Hamburg. Das Ernst Barlach Haus zeigt Dix, Grosz, Barlach und Klee, das Bargheer Museum erinnert an den Hamburger Fotografen Rolf Tietgens.
Die Kunst und Kultur der 1920er-Jahre haben im Moment Hochkonjunktur: Nach Kunsthalle und Museum für Hamburgische Geschichte haben gerade erst die Deichtorhallen ihre große „Dix und die Gegenwart“-Ausstellung eröffnet. Mit „Illustre Gäste“ folgt nun eine kleinere, feine Schau im Ernst Barlach Haus, die Dix und berühmte Zeitgenossen wie George Grosz, Ernst Barlach und Paul Klee präsentiert. Ein Großteil der Werke stammt aus der Sammlung Fritz Niescher (1889–1974), die sich zwischen den Polen Expressionismus und Neue Sachlichkeit bewegt.
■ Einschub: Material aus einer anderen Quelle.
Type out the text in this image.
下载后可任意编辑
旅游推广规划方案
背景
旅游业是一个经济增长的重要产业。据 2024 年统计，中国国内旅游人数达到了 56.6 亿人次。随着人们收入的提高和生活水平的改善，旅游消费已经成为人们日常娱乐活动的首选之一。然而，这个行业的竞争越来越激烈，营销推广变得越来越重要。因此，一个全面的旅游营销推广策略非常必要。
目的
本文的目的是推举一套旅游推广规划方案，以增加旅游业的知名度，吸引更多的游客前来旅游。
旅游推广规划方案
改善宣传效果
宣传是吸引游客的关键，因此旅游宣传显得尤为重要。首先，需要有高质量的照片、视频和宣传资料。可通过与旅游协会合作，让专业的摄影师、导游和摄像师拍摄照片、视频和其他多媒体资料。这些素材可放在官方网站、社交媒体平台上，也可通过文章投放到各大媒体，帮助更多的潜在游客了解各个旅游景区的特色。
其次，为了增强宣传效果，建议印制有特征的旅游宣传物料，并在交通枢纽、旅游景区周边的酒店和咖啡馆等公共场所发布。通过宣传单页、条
Nieschers an die 520 Schätze von 30 Künstlerinnen und Künstlern waren bisher kaum in der Öffentlichkeit zu sehen. Seit 2021 sind sie als Dauerleihgabe in der Kunstsammlung Gera. Der Weg dorthin war ein steiniger: Nach einer Betriebsenteignung 1945 durch die sowjetische Militäradministration zog der Margarine-Produzent wenig später von Chemnitz nach Aachen; seine Dix-Arbeiten hatte er zuvor nach Dresden bringen lassen. Der restliche Besitz war in Chemnitz eingelagert. Es dauerte Jahre und viele Anstrengungen, auch von Seiten Dix‘, um die Sammlung in den Westen zu überführen. Niescher bedankte sich bei dem Künstler mit wertvollem Büttenpapier.
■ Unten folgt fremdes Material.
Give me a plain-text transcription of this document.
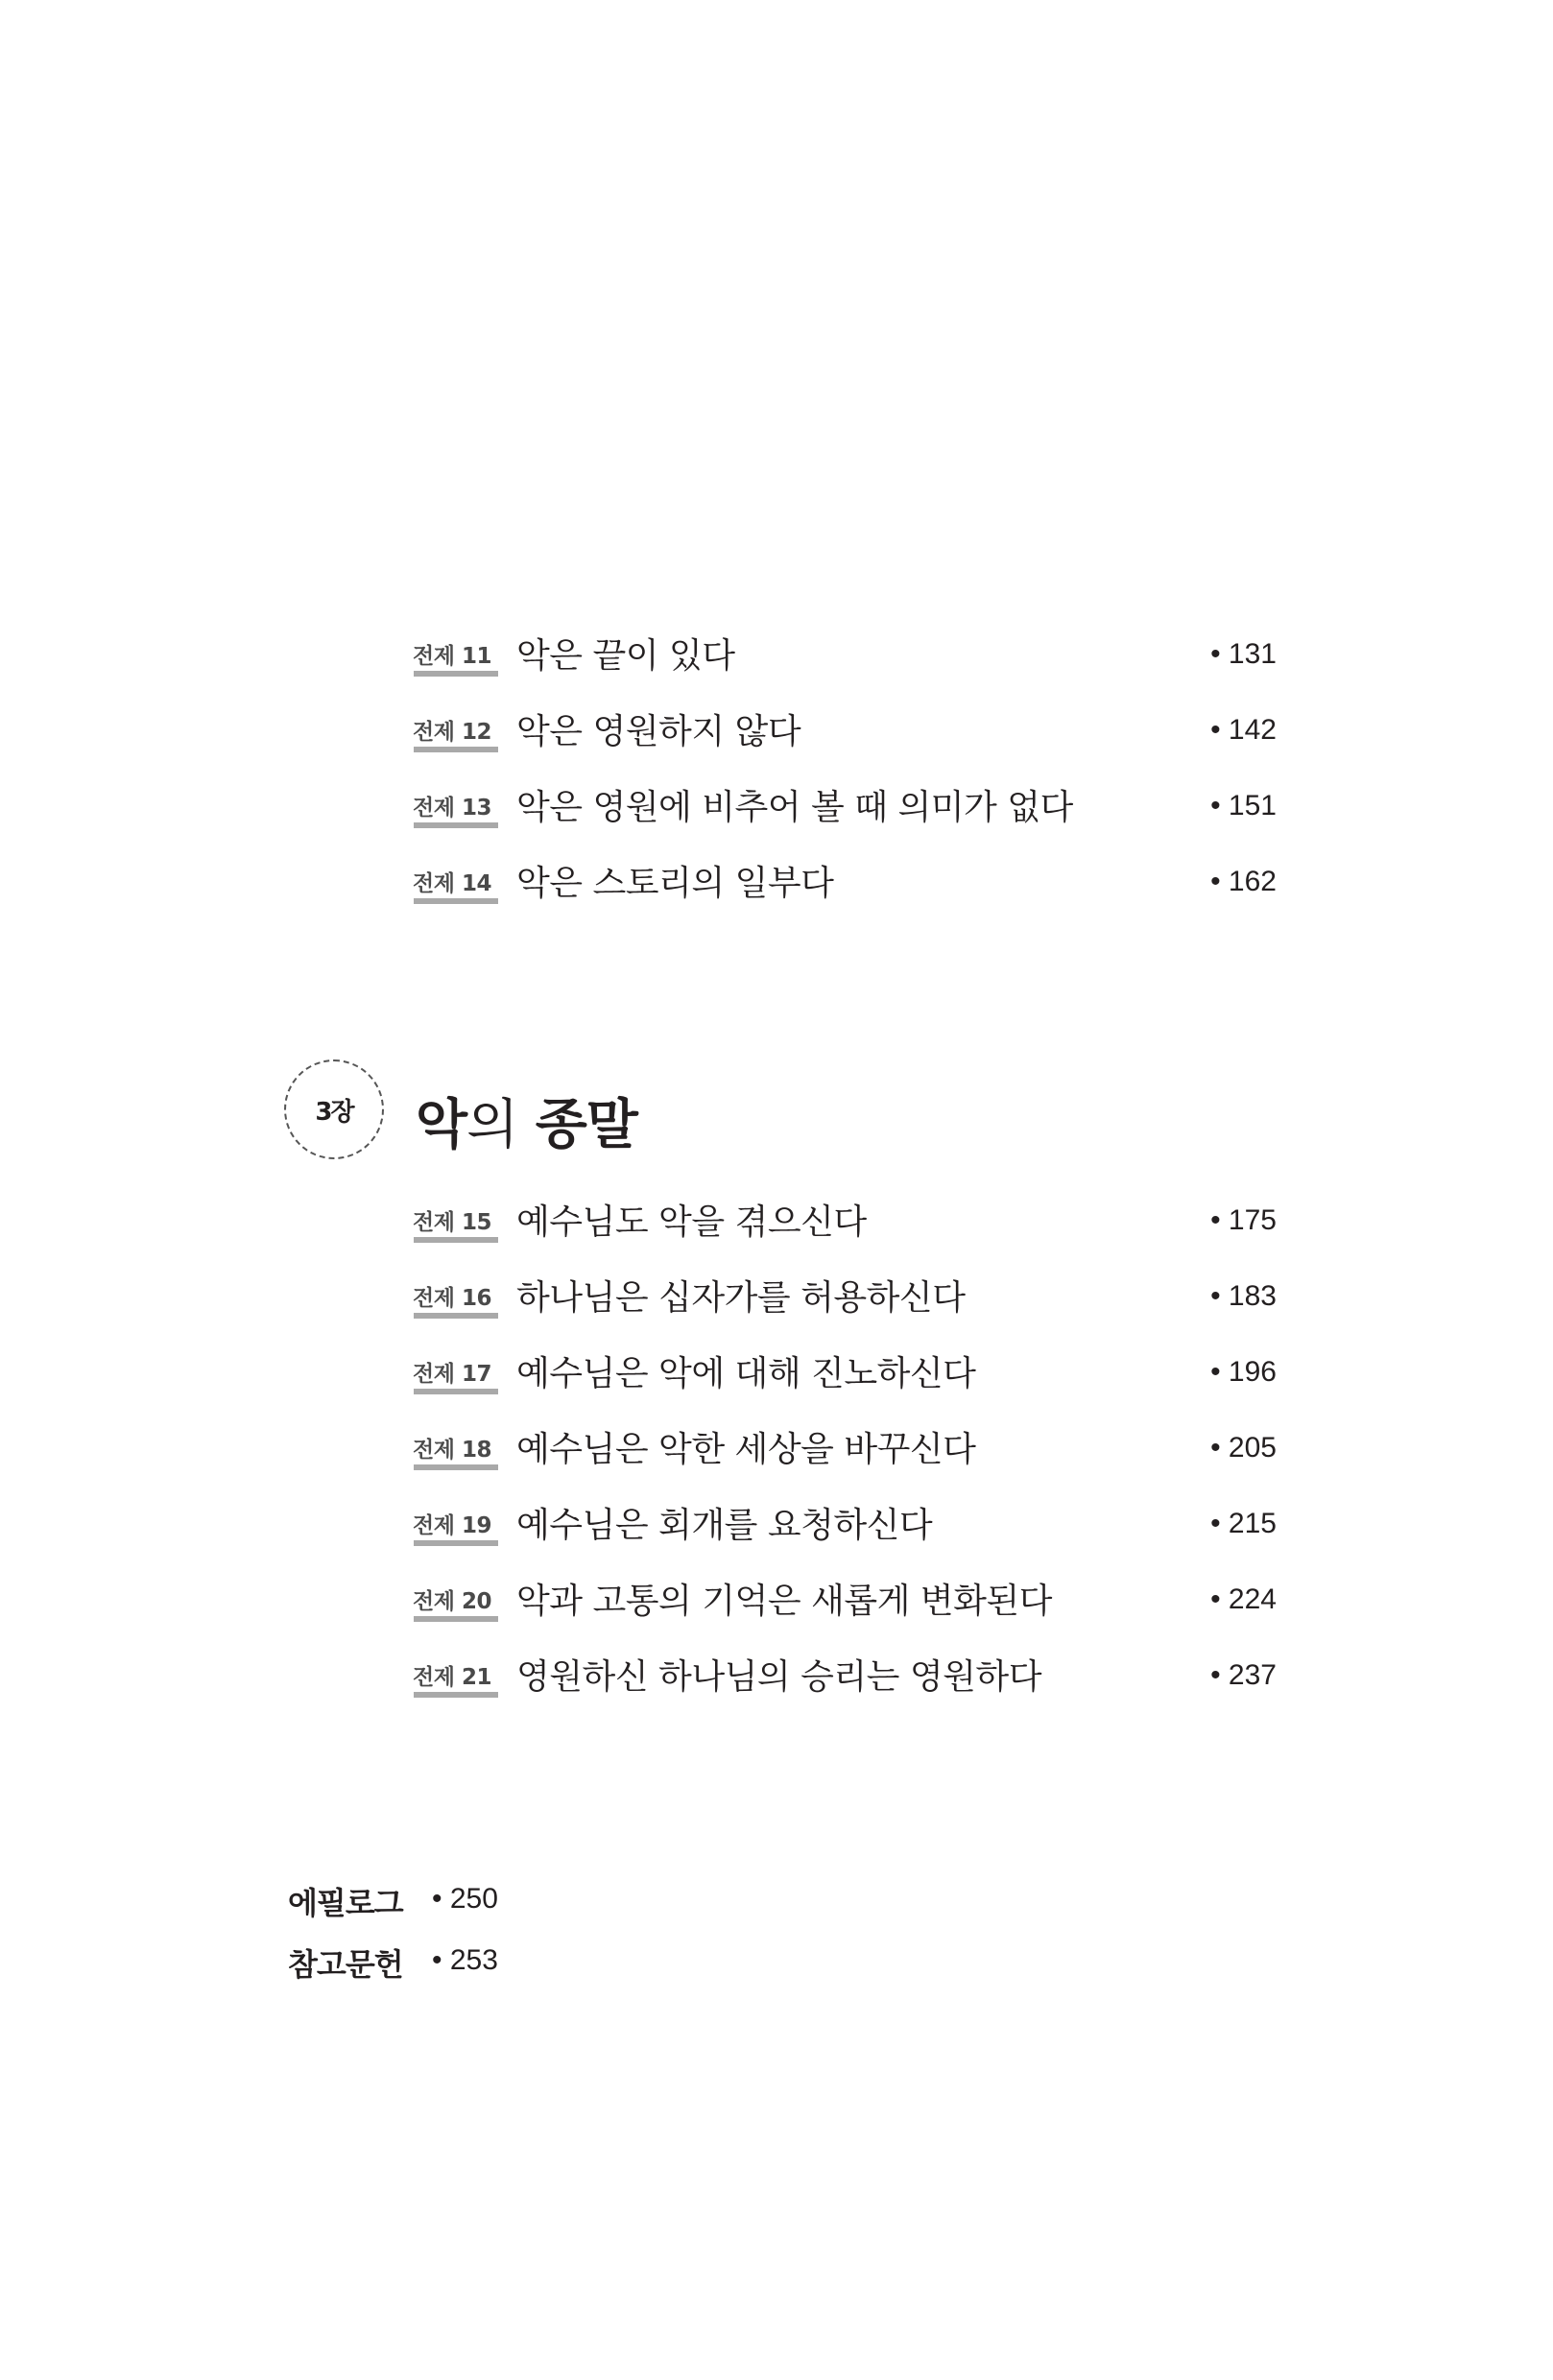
전제 11 악은 끝이 있다	• 131
전제 12 악은 영원하지 않다	• 142
전제 13 악은 영원에 비추어 볼 때 의미가 없다	• 151
전제 14 악은 스토리의 일부다	• 162
3장 악의 종말
전제 15 예수님도 악을 겪으신다	• 175
전제 16 하나님은 십자가를 허용하신다	• 183
전제 17 예수님은 악에 대해 진노하신다	• 196
전제 18 예수님은 악한 세상을 바꾸신다	• 205
전제 19 예수님은 회개를 요청하신다	• 215
전제 20 악과 고통의 기억은 새롭게 변화된다	• 224
전제 21 영원하신 하나님의 승리는 영원하다	• 237
에필로그 • 250
참고문헌 • 253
Ausstellungen Hamburg aktuell: Ein verlorener Sohn der Stadt im Jenischpark
Ergänzt wird die Ausstellung um Barlach-Werke der Sammlung von Hermann F. Reemtsma, die 1934 durch ein folgenreiches Treffen zwischen Unternehmer und Künstler begründet wurde und heute im Museum im Jenischpark beherbergt wird. Neben Zeichnungen sind drei Holzskulpturen zu sehen, die Barlachs künstlerische Weiterentwicklung als Bildhauer zeigen. Spannend ist hierbei, die Wanderungen seiner allegorischen und religiösen Leitmotive von der Zeichnung über das Relief bis zur Plastik zu beobachten, etwa anhand der „Kussgruppe“ oder der „Verhüllten Bettlerin“.
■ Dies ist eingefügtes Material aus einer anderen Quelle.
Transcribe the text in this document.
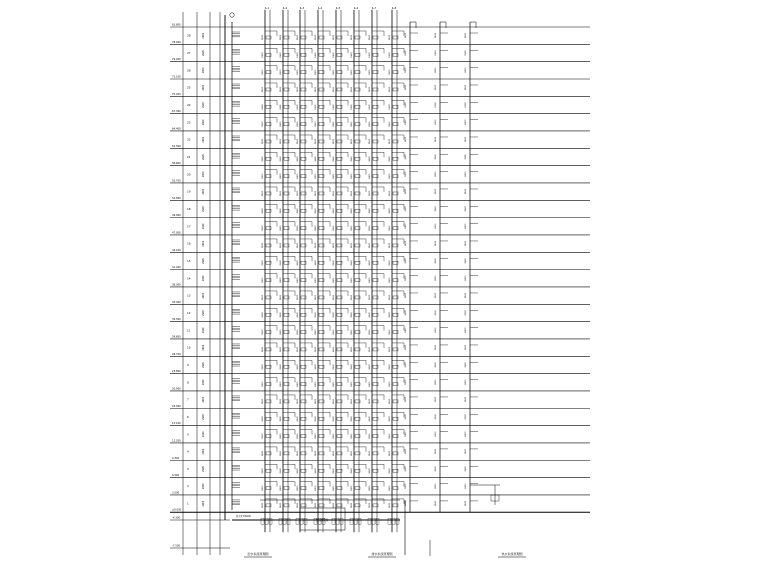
81.800
28	2900
78.900
27	2900
76.000
26	2900
73.100
25	2900
70.200
24	2900
67.300
23	2900
64.400
22	2900
61.500
21	2900
58.600
20	2900
55.700
19	2900
52.800
18	2900
49.900
17	2900
47.000
16	2900
44.100
15	2900
41.200
14	2900
38.300
13	2900
35.400
12	2900
32.500
11	2900
29.600
10	2900
26.700
9	2900
23.800
8	2900
20.900
7	2900
18.000
6	2900
15.100
5	2900
12.200
4	2900
9.300
3	2900
6.400
2	2900
3.500
1	2900
±0.000
-4.300
-7.500
JL-1
DN20
DN20
DN20
DN20
DN20
DN20
DN20
DN20
DN20
DN20
DN20
DN20
DN20
DN20
DN20
DN20
DN20
DN20
DN20
DN20
DN20
DN20
DN20
DN20
DN20
DN20
DN20
DN20
JL-2
DN20
DN20
DN20
DN20
DN20
DN20
DN20
DN20
DN20
DN20
DN20
DN20
DN20
DN20
DN20
DN20
DN20
DN20
DN20
DN20
DN20
DN20
DN20
DN20
DN20
DN20
DN20
DN20
JL-3
DN20
DN20
DN20
DN20
DN20
DN20
DN20
DN20
DN20
DN20
DN20
DN20
DN20
DN20
DN20
DN20
DN20
DN20
DN20
DN20
DN20
DN20
DN20
DN20
DN20
DN20
DN20
DN20
JL-4
DN20
DN20
DN20
DN20
DN20
DN20
DN20
DN20
DN20
DN20
DN20
DN20
DN20
DN20
DN20
DN20
DN20
DN20
DN20
DN20
DN20
DN20
DN20
DN20
DN20
DN20
DN20
DN20
JL-5
DN20
DN20
DN20
DN20
DN20
DN20
DN20
DN20
DN20
DN20
DN20
DN20
DN20
DN20
DN20
DN20
DN20
DN20
DN20
DN20
DN20
DN20
DN20
DN20
DN20
DN20
DN20
DN20
JL-6
DN20
DN20
DN20
DN20
DN20
DN20
DN20
DN20
DN20
DN20
DN20
DN20
DN20
DN20
DN20
DN20
DN20
DN20
DN20
DN20
DN20
DN20
DN20
DN20
DN20
DN20
DN20
DN20
JL-7
DN20
DN20
DN20
DN20
DN20
DN20
DN20
DN20
DN20
DN20
DN20
DN20
DN20
DN20
DN20
DN20
DN20
DN20
DN20
DN20
DN20
DN20
DN20
DN20
DN20
DN20
DN20
DN20
JL-8
DN20
DN20
DN20
DN20
DN20
DN20
DN20
DN20
DN20
DN20
DN20
DN20
DN20
DN20
DN20
DN20
DN20
DN20
DN20
DN20
DN20
DN20
DN20
DN20
DN20
DN20
DN20
DN20
DN20
DN20
DN20
DN20
DN20
DN20
DN20
DN20
DN20
DN20
DN20
DN20
DN20
DN20
DN20
DN20
DN20
DN20
DN20
DN20
DN20
DN20
DN20
DN20
DN20
DN20
DN20
DN20
DN20
DN20
DN20
DN20
DN20
DN20
DN20
DN20
DN20
DN20
DN20
DN20
DN20
DN20
DN20
DN20
DN20
DN20
DN20
DN20
DN20
DN20
DN20
DN20
DN20
DN20
DN20
DN20
DN20
DN20
DN20
DN20
DN20
DN20
DN20
DN20
DN20
DN20
DN20
DN20
DN20
DN20
DN20
DN20
DN20
DN20
DN20
DN20
DN20
DN20
DN20
DN20
DN20
DN20
DN20
DN20
生活水泵房
给水管 DN100
给水系统原理图	排水系统原理图	热水系统原理图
Fritz Niescher und Otto Dix (1891–1969) lernten sich 1933 kennen, als der Künstler vor den Nationalsozialisten von Dresden an den Bodensee fliehen musste. Bis 1939 erwarb der Unternehmer mehr als 60 Dix-Werke, darunter eine großformatige Vorzeichnung für das Gemälde „Triumph des Todes“, die den Sensen schwingenden Tod neben einem behelmten Wehrmachtssoldaten zeigt. Weitere frühe Arbeiten stammen aus Dix‘ Zeit als Soldat an der Westfront sowie aus den 1920er-Jahren, in denen er eine Welt zwischen Amüsierlust und Armseligkeit beschreibt.
Bargheer Museum in Hamburg-Altona: Rolf Tietgens, Poet mit der Kamera
Ein ähnliches Schicksal wie der Künstler Dix teilte auch der Fotograf Rolf Tietgens, 1911 als Spross einer der reichsten Kaufmannsfamilien Hamburgs geboren. Tietgens‘ Berufsweg war durch die väterliche Firma Tietgens & Robertson vorgezeichnet, die mit Ölen, Fetten und Fleisch aus den USA handelte. Er ging dort auch in die Lehre, war aber schon früh an Kunst und Literatur interessiert. 1933 wurde er zur Ausbildung in eine Wurstfabrik nach Chicago geschickt, begann aber schon parallel, als freiberuflicher Fotograf zu arbeiten. Auf der dortigen Weltausstellung kam er in Kontakt mit indigenen Gruppen, die dort Tänze und Performances aufführten. Daraus entstand eine lebenslange Faszination und Freundschaft und unter anderem das Buch „Die Regentrommel“.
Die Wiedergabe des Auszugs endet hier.